Öte yandan Sultan Reşad doktorlardan ağabeyi hakkındaki acı haberi almıştır. Artık Sultan Hamid’in hayatından ümit kalmamıştır. Sultan, Abdülhamid’in büyük oğlu Mehmed Selim Efendi’ye haber yollamış ve “Babaları ağır hastadır. Hepsi hemen gidip kendisini görsünler” demiş. Zira o zamana kadar bayramlar haricinde evlatlarının Sultan Hamid’i ziyaret etmesi yasaktı.

Son sözü “Allah”

Bunun üzerine oğlu Selim Efendi Beylerbeyi Sarayı’na gitmiş, Sultan Hamid’e kendisini ziyarete geldiğini haber vermişler. O da, “Biraz beklesinler” demiş ve “sulu” bir kahve istemiş. Şöhreddin Ağa adlı hizmetkârı kahveyi getirmiş, yatağında yatmakta olan babam da annemin koluna dayanarak doğrulmuş, yatağında oturmuş ve kahveyi içmek istemiş. Bu sırada babam odadakilerle helalleşmiş, adeta vedalaşmış.

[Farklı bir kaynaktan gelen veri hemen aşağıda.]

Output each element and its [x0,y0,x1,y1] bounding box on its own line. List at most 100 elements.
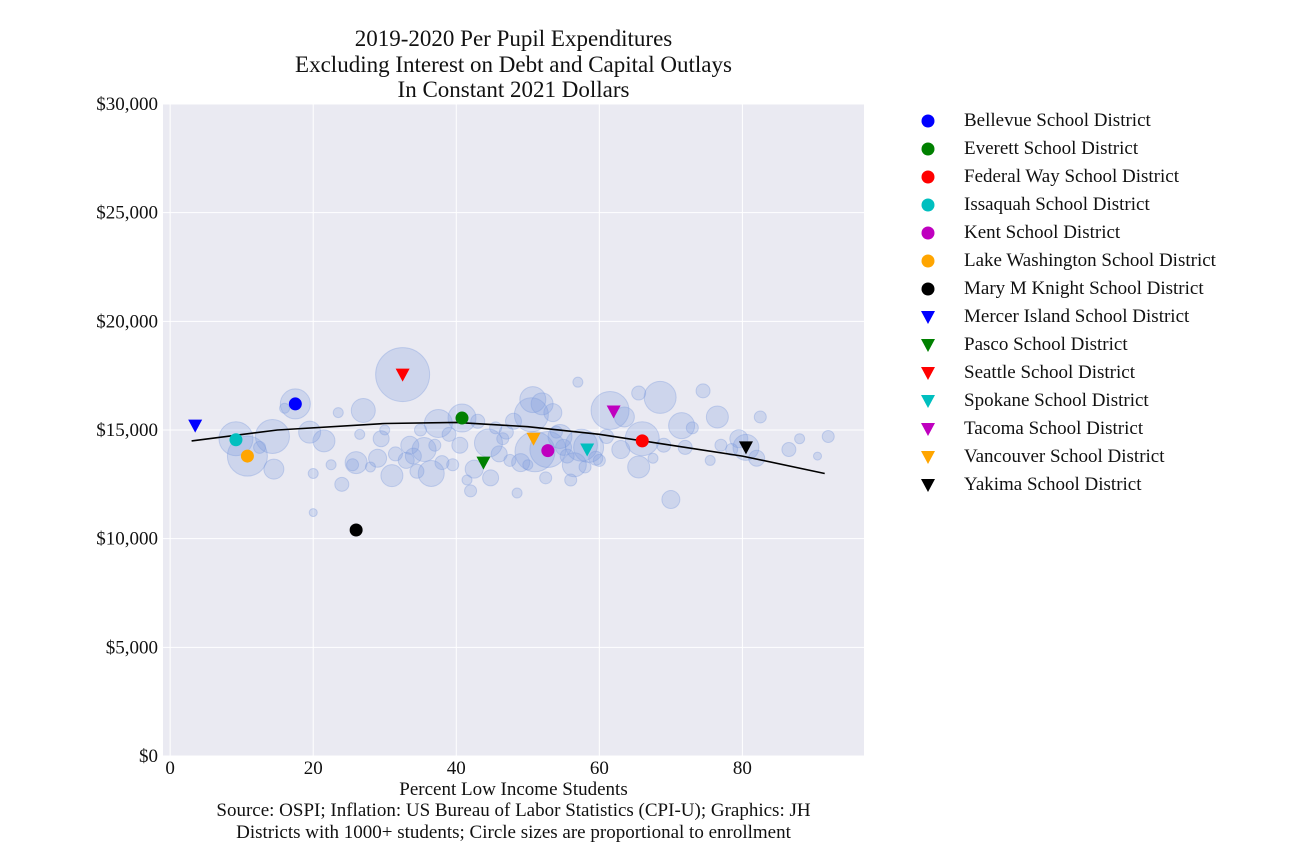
district-bubble [428,438,442,452]
legend-label: Spokane School District [964,390,1149,411]
district-bubble [461,474,473,486]
legend-swatch [921,395,935,408]
lake-washington-school-district-marker [240,449,254,463]
y-tick-label: $15,000 [96,420,158,441]
district-bubble [307,467,319,479]
circle-marker-icon [921,170,935,184]
mary-m-knight-school-district-marker [349,523,363,537]
district-bubble [372,430,390,448]
district-bubble [685,421,699,435]
triangle-down-marker-icon [921,395,935,408]
legend-label: Seattle School District [964,362,1135,383]
district-bubble [489,421,503,435]
grid-lines [163,103,864,757]
district-bubble [380,464,404,488]
district-bubble [813,451,823,461]
legend-item: Yakima School District [918,471,1216,499]
district-bubble [588,450,604,466]
district-bubble [781,442,797,458]
district-bubble [549,425,563,439]
legend-label: Lake Washington School District [964,250,1216,271]
district-bubble [578,460,592,474]
district-bubble [513,397,549,433]
legend-swatch [921,170,935,184]
enrollment-note: Districts with 1000+ students; Circle si… [236,822,791,843]
legend-label: Federal Way School District [964,166,1179,187]
legend-swatch [921,254,935,268]
district-bubble [308,508,318,518]
x-tick-label: 40 [447,758,466,779]
legend-swatch [921,114,935,128]
legend-item: Vancouver School District [918,443,1216,471]
issaquah-school-district-marker [229,433,243,447]
title-line-2: Excluding Interest on Debt and Capital O… [295,51,732,77]
circle-marker-icon [921,282,935,296]
district-bubble [631,385,647,401]
district-bubble [325,459,337,471]
x-tick-label: 60 [590,758,609,779]
district-bubble [753,410,767,424]
legend-label: Everett School District [964,138,1139,159]
spokane-school-district-marker [580,443,595,457]
district-bubble [490,445,508,463]
district-bubble [350,397,376,423]
x-tick-label: 80 [733,758,752,779]
legend-swatch [921,423,935,436]
district-bubble [514,431,556,473]
district-bubble [397,451,415,469]
legend-swatch [921,339,935,352]
district-bubble [253,440,267,454]
legend-label: Vancouver School District [964,446,1165,467]
y-tick-label: $25,000 [96,203,158,224]
district-bubble [409,463,425,479]
district-bubble [464,459,484,479]
district-bubble [511,487,523,499]
x-axis-label: Percent Low Income Students [399,779,628,800]
chart-title: 2019-2020 Per Pupil Expenditures Excludi… [163,26,864,103]
kent-school-district-marker [541,444,555,458]
district-bubble [379,424,391,436]
district-bubble [543,403,563,423]
legend-label: Yakima School District [964,474,1142,495]
legend-swatch [921,451,935,464]
seattle-school-district-marker [395,368,410,382]
legend-item: Spokane School District [918,387,1216,415]
district-bubble [661,490,681,510]
legend-item: Lake Washington School District [918,247,1216,275]
triangle-down-marker-icon [921,451,935,464]
y-tick-label: $5,000 [106,637,158,658]
y-tick-label: $0 [139,746,158,767]
legend-item: Federal Way School District [918,163,1216,191]
district-bubble [647,452,659,464]
legend-label: Tacoma School District [964,418,1144,439]
highlighted-districts [188,368,753,537]
district-bubble [559,448,575,464]
district-bubble [312,429,336,453]
district-bubble [668,412,696,440]
legend-item: Seattle School District [918,359,1216,387]
district-bubble [263,458,285,480]
district-bubble [748,449,766,467]
legend-item: Mercer Island School District [918,303,1216,331]
district-bubble [364,461,376,473]
legend-item: Tacoma School District [918,415,1216,443]
pasco-school-district-marker [476,456,491,470]
district-bubble [354,428,366,440]
everett-school-district-marker [455,411,469,425]
district-bubble [561,452,587,478]
district-bubble [821,430,835,444]
district-bubble [572,376,584,388]
district-bubble [627,455,651,479]
legend-swatch [921,479,935,492]
district-bubble [334,476,350,492]
district-bubble [705,405,729,429]
triangle-down-marker-icon [921,367,935,380]
circle-marker-icon [921,198,935,212]
legend-label: Pasco School District [964,334,1128,355]
district-bubble [511,453,531,473]
district-bubble [539,471,553,485]
mercer-island-school-district-marker [188,419,203,433]
legend-swatch [921,282,935,296]
legend-item: Mary M Knight School District [918,275,1216,303]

Önce annem Müşfika Kadınefendi’nin avcunu öpmüş ve “Allah senden razı olsun” demiş. Sonra ikbali Saliha Naciye Hanım’ın elini tutarak “Hakkını helal et” diye vedalaşmış. Ayak ucunda duran Gülşen Kalfa’ya da “Kızım, Allah senden de razı olsun” diyerek kahveden bir yudum içmiş. Bunun son yudumu olacağını bilemezdi elbette… Birden kahve annemin avcuna dökülmüş, annem yanan kolunu çekerken babamın son sözü dökülmüş dudaklarından:

Ve başı annemin koluna düşmüş. Annem paniğe kapılarak Sultanın bayıldığını düşünerek hemen doktora haber vermiş. Doktor Atıf Bey koşarak gelmiş ve acı hakikati anlamış ama belli etmemiş. Babamı kollarında tutmaya devam eden ve onu bırakmak istemeyen anneme çıkışmış, “Onu bana bırakınız. Baygındır. Lazım gelen tedaviyi yapacağım. Siz hemen dışarı çıkınız” demiş ve onları Abid Efendi ile beraber odadan çıkarmış. Odada kalan Dilberyal Kalfa’ya dönüp “Ne duruyorsunuz? Bir tülbent getiriniz de çenesini bağlayalım” deyince Şöhreddin Ağa meseleyi anlamış ve “Âh, efendim gitti” diye bir feryad kopartarak düşüp bayılmış.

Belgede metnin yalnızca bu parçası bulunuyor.